Вывод: занимаемой должности соответствует».
Помолчал.
– Ну, так «соответствует ли Клепча занимаемой должности?..»
– Ну, повеселил ты нас, – сказал Хилинский.
– Учти, настоящий документ.
– Так вот, уважаемый Андрей Арсентьевич, – сказал Адам. – Характеристика малость хромает. Не совсем он такой. Не летчик. Достаточно дисциплинирован. В общественной жизни участие принимает (даже там, где не просят). В повседневной жизни уставами и наставлениями пользуется (их буквой, а не духом) слишком старательно, аж блевать хочется. Дисциплину не нарушает. В самоволку не ходит. Упрям, но старшим податлив. На разумные замечания никак не реагирует… «Занимаемой должности»… Ох, придется тебе, друг, взяться за него, иначе он таких дров наломает, что щепки полетят… А ты что скажешь, Космич?

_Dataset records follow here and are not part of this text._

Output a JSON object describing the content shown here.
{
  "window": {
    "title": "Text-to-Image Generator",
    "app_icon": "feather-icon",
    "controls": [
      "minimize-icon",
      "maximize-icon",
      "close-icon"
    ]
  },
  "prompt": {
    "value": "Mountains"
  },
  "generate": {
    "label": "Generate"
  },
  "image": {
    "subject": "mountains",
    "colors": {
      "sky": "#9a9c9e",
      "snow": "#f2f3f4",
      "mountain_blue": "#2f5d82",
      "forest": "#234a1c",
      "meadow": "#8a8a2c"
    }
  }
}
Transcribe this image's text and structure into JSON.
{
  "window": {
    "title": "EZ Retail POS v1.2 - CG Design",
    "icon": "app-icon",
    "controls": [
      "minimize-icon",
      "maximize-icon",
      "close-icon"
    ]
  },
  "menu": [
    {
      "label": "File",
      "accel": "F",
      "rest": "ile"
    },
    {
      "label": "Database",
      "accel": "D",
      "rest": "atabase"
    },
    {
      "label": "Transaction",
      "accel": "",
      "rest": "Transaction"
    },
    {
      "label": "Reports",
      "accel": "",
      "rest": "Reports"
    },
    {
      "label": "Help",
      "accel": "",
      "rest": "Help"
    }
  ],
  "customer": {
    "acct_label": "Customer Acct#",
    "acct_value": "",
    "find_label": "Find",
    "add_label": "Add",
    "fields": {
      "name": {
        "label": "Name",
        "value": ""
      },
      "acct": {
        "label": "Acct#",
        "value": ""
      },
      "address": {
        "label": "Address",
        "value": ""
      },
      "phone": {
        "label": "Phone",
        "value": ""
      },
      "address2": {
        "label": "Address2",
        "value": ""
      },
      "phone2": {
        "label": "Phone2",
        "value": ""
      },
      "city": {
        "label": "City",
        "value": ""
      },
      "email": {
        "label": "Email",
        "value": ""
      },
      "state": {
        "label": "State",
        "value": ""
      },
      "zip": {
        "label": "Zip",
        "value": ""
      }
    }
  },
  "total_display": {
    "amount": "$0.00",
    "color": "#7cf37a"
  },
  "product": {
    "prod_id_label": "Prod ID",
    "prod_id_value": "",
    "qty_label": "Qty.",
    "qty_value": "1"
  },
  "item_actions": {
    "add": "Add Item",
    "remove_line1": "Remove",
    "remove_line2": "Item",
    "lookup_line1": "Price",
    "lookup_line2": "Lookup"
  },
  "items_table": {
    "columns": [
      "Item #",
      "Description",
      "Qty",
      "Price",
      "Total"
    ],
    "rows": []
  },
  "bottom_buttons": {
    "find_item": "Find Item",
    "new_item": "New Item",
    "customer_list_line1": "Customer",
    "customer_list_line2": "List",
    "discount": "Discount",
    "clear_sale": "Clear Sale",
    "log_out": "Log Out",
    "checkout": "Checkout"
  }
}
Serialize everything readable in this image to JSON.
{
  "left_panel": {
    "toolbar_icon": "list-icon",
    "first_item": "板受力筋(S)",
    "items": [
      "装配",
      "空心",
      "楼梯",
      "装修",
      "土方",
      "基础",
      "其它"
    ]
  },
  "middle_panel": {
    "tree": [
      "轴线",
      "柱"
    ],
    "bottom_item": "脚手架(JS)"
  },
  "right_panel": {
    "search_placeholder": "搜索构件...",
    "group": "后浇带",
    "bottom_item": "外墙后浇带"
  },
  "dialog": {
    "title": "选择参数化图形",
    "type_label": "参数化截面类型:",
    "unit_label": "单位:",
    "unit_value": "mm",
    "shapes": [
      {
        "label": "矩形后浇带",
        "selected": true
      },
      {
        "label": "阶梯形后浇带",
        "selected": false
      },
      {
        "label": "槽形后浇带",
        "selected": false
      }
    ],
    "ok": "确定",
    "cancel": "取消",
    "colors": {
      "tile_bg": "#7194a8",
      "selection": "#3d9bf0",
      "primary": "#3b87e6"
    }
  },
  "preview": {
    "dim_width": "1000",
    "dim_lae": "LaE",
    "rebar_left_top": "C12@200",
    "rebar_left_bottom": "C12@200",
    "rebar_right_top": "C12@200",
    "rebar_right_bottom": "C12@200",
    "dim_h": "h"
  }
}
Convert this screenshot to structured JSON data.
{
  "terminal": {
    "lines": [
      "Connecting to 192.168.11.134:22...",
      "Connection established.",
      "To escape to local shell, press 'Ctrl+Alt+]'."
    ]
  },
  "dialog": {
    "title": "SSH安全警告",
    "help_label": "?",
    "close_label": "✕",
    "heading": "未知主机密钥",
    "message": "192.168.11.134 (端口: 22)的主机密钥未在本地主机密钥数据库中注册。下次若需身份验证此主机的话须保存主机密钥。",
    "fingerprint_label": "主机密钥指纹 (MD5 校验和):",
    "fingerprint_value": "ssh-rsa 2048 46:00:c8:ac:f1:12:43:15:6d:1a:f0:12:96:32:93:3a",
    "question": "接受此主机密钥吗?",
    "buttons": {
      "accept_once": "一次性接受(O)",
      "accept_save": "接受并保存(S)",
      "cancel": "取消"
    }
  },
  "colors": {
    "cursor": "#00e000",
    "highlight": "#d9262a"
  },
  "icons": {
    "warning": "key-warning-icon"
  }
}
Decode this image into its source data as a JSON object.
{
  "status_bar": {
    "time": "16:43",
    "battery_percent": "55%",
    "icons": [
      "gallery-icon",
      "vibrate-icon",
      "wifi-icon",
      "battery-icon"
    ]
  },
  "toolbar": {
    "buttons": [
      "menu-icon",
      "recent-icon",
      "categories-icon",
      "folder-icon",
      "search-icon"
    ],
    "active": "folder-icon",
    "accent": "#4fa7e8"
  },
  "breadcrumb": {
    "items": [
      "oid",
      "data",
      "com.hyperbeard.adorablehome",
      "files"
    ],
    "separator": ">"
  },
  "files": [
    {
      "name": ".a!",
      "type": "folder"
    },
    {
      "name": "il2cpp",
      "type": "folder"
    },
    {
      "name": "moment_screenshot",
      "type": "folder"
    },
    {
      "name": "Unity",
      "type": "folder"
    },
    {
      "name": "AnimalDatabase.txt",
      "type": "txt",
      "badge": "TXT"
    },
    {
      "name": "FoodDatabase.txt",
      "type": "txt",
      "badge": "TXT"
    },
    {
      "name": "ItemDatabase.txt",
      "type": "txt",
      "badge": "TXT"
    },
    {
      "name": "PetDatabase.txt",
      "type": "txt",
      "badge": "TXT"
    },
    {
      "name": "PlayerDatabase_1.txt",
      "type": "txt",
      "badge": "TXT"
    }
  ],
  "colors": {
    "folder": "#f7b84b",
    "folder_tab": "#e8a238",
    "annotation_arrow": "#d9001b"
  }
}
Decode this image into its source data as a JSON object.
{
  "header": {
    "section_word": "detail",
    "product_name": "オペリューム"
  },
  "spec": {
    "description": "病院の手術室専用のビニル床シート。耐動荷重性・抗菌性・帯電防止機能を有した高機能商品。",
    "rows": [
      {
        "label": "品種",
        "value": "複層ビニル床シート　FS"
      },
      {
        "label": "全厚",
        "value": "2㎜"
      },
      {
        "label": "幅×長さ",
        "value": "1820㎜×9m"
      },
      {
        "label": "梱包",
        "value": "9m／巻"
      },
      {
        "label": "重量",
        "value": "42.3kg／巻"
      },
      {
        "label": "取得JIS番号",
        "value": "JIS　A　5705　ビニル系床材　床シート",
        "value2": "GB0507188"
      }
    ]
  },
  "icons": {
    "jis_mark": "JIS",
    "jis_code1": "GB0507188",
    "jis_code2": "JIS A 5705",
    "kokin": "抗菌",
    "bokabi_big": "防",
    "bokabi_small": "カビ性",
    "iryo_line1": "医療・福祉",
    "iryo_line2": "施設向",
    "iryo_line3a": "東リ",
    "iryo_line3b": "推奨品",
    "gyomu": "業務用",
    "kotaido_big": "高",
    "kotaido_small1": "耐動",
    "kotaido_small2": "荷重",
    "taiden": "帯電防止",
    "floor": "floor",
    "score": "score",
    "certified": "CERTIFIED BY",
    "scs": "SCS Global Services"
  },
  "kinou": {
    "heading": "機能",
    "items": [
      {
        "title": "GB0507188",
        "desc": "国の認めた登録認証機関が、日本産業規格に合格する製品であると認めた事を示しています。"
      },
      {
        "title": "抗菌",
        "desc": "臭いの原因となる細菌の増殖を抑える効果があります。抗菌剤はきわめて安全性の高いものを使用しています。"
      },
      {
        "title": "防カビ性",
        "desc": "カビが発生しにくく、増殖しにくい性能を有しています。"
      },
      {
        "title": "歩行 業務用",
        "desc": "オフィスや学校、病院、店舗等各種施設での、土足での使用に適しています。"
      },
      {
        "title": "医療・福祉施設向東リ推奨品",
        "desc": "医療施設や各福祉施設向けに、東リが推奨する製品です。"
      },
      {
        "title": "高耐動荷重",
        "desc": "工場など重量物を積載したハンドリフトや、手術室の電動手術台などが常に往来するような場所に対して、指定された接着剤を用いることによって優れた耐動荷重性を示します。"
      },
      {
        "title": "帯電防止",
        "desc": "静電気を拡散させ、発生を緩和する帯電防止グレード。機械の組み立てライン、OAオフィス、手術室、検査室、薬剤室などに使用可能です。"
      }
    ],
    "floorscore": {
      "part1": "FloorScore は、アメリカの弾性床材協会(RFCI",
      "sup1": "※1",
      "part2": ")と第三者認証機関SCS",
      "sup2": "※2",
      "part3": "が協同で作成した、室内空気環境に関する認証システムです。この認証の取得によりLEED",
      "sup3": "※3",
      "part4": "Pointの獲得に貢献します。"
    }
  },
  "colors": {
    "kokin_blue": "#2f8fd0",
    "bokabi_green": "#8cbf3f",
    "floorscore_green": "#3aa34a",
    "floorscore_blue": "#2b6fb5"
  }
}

Я не хотел, чтобы мое искреннее убеждение посчитали за личную неприязнь, и потому ответил уклончиво:
– Говорит газетными штампами, но на самом деле значительно умнее, хотя даже по внешнему виду не кажется, что по утрам распевает в нужнике разные там… хоралы.
Засмеялись. Потом я спросил:
– Так кто был тот, убитый? Ну, «провокатор» тот? Или осведомитель, как его?
– Сын лесника откуда-то из-под Замшан, – ответил Щука.
– Это в пятнадцати километрах от Ольшан?
– Да.
– Мало надежды найти, – подумав, сказал я. – Сколько лесников в деревни переселили, на другие места перевели. А сколько немцы расстреляли. Вероятность встречи – нуль… Но попытаться нужно.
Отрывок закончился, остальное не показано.